Abstract

ABSTRACT Purpose The SECIMAS study investigated the feasibility of a second cycle of 4 intra-peritoneal (i.p.) infusions of catumaxomab in patients who responded to treatment with 4 i.p. catumaxomab infusions in the CASIMAS study. Patients and methods Eligible patients had to have completed 4 i.p. prior infusions of catumaxomab in the CASIMAS study and required their first therapeutic puncture after > 60 days. Primary endpoint was the proportion of patients who were able to receive at least 3 infusions. Secondary endpoints were safety including a composite safety score (CSS) summarizing the worst CTCAE grades for the main TEAEs (pyrexia, nausea, vomiting, and abdominal pain) and the development of anti-drug antibodies (ADA). Efficacy endpoints were puncture-free survival (PuFS), time to puncture (TTPu) and overall survival (OS).
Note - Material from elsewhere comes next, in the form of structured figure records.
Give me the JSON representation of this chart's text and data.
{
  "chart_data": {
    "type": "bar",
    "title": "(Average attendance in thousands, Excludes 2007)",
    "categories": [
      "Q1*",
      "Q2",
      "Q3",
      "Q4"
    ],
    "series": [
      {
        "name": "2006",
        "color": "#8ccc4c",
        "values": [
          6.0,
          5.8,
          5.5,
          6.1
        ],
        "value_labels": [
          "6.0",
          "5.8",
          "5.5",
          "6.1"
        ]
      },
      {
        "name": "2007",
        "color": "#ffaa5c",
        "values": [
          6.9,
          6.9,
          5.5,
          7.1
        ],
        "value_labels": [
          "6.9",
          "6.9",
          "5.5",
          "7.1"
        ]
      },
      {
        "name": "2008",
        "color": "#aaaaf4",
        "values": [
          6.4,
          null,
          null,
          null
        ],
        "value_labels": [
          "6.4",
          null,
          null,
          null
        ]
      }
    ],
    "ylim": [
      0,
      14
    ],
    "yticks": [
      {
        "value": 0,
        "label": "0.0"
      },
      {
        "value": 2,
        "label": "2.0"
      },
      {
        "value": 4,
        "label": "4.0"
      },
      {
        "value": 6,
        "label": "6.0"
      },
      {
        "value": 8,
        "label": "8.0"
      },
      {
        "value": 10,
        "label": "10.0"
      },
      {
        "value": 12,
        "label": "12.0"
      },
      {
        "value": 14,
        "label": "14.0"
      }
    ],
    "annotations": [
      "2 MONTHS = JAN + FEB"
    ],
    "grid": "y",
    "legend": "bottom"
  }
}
Results Eight of 9 selected patients from the CASIMAS study were treated with a 2nd of catumaxomab. Eight (100%) patients received all 4 infusions within 20 days, thus the primary endpoint was met with a high compliance rate. The median CSS was comparable for these 8 patients with 3.4 after the first cycle and 3.0 after the second cycle. Less patients in the SECIMAS study had AEs with CTC >3 (25%) compared to CASIMAS (70.1%). All 8 (100%) patients were ADA-positive at study entry and remained ADA-positive throughout treatment. PuFS was 47.5 days (28;181) and TTPu 60 days (34;na) after the 2nd cycle, while it was 37 days (24;61) and 102 days (69;159), respectively after the first cycle. OS was 406.5 days (281;480) in the SECIMAS study and 201 days (169;241) in the CASIMAS study. Conclusions The study demonstrates that despite the advanced stage of disease and the presence of ADA, a second cycle of i.p. catumaxomab treatment is feasible and well tolerated in selected patients suffering from malignant ascites and requiring treatment for ascites after a first cycle of catumaxomab. These patients actually seem to benefit from the second cycle catumaxomab in the same range as after the first cycle. Disclosure I.B. Vergote: consultant for Fresenius Biotech GmbH. A. Santoro: financial support for Fresenius Biotech GmbH. F. Marme: financial support for clinical studies from Fresenius Biotech GmbH. P. Rosenberg: financial support for clinical studies from Fresenius Biotech GmbH. J. Sehouli: consultant for Fresenius Biotech GmbH and financial support for clinical studies. All other authors have declared no conflicts of interest.